Dynamics of plumes in a compressible mantle with phase changes: Implications for phase boundary topography

While plumes rising from the deep mantle may be responsible for hotspot volcanism, their existence has not yet been unambiguously confirmed by seismological studies. Several seismic studies reported that the topography of the 670-km discontinuity is flat below hotspots, which disagrees with the elevation expected due to its negative Clapeyron slope and plume excess temperature. An improved numerical method that includes compressibility and consistently implemented phase transitions is used to study plume evolution in the Earth’s mantle. The influence of latent heat on plume behavior for varying convective vigor and Clapeyron slope of the endothermic phase change at 670 km depth is studied in axisymmetric spherical shell geometry. Minor differences in plume dynamics are found for models considering and neglecting latent heat.
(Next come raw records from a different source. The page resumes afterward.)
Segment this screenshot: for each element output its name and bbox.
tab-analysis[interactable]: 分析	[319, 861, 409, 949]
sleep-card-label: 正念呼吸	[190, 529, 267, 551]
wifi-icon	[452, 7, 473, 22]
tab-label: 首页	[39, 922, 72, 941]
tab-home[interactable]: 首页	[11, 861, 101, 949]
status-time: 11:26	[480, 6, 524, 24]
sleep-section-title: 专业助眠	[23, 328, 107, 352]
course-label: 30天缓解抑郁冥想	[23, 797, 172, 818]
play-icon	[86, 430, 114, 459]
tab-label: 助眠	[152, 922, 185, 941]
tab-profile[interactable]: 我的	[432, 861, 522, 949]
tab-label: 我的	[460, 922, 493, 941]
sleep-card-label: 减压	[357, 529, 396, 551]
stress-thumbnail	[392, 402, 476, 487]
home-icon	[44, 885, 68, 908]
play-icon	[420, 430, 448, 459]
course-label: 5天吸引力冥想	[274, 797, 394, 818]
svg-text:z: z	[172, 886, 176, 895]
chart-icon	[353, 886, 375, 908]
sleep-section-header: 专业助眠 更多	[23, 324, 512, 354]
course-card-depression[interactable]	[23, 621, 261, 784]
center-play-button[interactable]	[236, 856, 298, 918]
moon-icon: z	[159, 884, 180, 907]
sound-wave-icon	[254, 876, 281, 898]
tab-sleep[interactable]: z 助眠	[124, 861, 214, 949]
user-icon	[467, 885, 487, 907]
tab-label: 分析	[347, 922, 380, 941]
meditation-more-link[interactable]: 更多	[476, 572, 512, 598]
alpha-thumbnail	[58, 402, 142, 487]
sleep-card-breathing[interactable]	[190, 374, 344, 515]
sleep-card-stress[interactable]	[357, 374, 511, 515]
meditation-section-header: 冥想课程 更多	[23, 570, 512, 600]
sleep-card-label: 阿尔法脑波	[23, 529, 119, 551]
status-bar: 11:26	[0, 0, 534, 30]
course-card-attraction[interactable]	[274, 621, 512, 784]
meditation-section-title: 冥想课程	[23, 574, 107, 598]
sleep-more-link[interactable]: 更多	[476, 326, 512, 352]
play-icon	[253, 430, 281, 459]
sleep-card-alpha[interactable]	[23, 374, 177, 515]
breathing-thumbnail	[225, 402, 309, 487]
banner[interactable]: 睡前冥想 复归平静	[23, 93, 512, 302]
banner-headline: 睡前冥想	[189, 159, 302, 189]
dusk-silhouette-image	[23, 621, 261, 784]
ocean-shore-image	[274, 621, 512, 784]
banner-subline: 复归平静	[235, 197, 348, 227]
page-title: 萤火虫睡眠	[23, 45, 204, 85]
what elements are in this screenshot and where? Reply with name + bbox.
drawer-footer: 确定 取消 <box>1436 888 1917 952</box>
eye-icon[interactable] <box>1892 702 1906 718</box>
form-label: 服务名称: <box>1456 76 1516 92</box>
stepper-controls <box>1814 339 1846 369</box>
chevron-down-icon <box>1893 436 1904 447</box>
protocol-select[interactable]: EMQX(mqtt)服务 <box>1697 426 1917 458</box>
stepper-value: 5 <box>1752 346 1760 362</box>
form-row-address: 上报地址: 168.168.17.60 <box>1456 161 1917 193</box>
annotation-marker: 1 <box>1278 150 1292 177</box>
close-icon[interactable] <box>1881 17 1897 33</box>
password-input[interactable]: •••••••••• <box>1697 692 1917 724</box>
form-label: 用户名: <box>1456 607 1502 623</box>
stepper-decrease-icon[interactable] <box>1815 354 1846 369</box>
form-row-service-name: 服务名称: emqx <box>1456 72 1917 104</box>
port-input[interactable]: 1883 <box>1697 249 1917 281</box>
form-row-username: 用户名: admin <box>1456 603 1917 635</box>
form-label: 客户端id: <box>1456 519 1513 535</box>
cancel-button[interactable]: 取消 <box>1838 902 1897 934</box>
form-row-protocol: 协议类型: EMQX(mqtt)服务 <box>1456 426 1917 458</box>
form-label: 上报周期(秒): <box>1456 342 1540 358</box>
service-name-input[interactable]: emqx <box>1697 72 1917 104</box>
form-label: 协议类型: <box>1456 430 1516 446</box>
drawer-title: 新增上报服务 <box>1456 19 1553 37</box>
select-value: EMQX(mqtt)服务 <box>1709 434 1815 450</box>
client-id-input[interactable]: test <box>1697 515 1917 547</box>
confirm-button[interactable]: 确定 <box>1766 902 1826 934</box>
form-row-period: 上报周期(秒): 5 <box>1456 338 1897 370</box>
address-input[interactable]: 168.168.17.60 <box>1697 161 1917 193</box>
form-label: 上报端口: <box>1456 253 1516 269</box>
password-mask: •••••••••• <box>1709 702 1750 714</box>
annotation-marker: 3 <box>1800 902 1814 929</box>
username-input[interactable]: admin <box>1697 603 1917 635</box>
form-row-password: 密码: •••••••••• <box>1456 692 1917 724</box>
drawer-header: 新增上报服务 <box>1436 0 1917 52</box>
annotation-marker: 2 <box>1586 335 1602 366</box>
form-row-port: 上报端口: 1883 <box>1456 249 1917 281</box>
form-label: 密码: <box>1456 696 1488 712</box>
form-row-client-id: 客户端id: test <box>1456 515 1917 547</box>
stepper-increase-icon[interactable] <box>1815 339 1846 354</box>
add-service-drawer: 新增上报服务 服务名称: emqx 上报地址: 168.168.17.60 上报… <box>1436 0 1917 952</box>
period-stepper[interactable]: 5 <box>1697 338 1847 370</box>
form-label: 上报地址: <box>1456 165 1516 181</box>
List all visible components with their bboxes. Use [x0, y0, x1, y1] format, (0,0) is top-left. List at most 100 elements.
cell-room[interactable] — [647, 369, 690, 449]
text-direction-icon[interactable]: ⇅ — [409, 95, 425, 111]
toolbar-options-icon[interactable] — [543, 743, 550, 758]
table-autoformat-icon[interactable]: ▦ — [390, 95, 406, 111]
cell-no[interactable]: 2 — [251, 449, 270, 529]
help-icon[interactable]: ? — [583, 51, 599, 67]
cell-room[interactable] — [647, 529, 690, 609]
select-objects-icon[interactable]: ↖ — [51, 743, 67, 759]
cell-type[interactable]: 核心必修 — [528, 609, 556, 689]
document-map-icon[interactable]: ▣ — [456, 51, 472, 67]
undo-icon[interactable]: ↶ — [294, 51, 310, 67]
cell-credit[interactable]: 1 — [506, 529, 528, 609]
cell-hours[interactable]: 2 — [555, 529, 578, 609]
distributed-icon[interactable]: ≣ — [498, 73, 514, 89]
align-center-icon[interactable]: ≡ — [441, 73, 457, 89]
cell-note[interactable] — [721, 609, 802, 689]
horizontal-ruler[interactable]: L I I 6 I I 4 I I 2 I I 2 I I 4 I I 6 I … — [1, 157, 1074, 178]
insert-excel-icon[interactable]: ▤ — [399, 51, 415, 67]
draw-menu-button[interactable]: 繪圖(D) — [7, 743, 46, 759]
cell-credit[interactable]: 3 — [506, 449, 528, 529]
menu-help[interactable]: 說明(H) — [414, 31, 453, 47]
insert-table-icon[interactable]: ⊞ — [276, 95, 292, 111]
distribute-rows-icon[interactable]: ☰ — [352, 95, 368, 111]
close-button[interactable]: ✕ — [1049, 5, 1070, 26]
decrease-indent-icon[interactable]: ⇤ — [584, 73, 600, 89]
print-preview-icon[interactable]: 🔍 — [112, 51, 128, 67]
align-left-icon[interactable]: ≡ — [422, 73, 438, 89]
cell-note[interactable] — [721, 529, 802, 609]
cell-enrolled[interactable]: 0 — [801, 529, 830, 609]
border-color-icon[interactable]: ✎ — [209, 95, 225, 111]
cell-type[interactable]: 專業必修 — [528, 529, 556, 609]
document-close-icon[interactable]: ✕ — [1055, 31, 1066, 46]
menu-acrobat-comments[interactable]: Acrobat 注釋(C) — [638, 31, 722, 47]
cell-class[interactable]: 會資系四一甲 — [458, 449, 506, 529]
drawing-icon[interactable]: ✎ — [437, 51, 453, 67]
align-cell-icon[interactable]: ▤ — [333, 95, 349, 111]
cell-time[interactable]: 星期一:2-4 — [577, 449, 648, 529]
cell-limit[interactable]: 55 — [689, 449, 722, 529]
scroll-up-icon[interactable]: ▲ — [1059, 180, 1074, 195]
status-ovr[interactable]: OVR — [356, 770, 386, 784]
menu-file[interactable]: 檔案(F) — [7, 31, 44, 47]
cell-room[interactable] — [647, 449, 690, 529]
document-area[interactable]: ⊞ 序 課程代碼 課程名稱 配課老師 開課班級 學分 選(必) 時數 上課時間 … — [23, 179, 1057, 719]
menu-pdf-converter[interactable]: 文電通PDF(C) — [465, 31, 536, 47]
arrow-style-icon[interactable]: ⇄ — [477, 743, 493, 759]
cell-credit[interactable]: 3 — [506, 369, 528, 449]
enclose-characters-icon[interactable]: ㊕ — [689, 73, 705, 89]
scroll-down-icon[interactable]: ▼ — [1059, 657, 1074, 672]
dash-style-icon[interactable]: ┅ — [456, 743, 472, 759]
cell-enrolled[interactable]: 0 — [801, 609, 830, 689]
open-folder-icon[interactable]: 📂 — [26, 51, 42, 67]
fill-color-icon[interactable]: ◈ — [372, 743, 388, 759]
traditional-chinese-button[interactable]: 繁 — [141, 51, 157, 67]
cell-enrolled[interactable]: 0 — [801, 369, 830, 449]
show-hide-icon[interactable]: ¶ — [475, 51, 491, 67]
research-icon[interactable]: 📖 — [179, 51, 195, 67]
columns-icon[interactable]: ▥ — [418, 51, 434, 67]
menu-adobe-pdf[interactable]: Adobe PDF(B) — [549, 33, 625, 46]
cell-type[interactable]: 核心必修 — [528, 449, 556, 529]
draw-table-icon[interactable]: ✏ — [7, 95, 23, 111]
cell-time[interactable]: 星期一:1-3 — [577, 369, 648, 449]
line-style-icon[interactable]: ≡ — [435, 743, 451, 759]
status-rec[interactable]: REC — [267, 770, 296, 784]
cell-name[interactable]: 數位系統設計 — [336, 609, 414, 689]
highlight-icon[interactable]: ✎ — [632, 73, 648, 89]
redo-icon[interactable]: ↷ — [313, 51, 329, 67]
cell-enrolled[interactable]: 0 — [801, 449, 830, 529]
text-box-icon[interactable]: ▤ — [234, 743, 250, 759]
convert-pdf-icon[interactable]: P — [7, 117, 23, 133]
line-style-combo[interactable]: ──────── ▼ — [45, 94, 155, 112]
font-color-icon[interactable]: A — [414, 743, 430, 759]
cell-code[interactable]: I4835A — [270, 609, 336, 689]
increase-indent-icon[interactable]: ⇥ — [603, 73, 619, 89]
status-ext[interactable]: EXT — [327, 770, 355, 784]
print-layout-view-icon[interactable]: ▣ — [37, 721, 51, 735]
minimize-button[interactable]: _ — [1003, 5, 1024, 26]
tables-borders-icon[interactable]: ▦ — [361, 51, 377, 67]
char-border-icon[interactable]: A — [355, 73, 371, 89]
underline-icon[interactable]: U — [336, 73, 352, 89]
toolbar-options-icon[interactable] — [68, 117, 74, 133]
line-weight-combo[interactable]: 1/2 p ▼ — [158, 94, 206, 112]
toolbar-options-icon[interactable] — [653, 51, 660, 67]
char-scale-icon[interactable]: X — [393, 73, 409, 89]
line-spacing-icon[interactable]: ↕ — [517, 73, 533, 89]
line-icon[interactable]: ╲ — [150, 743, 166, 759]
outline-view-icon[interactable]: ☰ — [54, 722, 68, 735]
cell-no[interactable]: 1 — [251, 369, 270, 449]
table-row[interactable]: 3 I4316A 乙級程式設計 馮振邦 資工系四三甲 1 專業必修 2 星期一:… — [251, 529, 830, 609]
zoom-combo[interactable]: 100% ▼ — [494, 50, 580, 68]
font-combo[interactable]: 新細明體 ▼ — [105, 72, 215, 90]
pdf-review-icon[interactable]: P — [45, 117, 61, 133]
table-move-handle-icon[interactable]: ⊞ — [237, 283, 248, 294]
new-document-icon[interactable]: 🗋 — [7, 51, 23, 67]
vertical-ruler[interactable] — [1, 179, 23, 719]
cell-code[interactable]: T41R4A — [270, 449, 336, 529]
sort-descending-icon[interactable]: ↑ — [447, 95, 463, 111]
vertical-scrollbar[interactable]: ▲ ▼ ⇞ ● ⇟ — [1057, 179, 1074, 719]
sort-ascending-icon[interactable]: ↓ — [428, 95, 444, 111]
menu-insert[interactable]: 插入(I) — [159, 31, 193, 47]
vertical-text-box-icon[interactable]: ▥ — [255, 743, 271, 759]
Three regimes of plume behavior at the endothermic phase boundary are observed: besides complete plume inhibition and penetration along the symmetry axis an intermediate regime in which the plume forms a ring around the symmetry axis is found. models also predict that the 670-km discontinuity is flat below hotspots due to a large plume head in the lower mantle of about 1000 km diameter that significantly thins as it rises into the upper mantle. This is explained by the lower viscosity in the upper mantle and the spreading of the temporarily inhibited plume below the endothermic phase boundary, which reconciles the flat 670-km discontinuity with a deep mantle plume origin.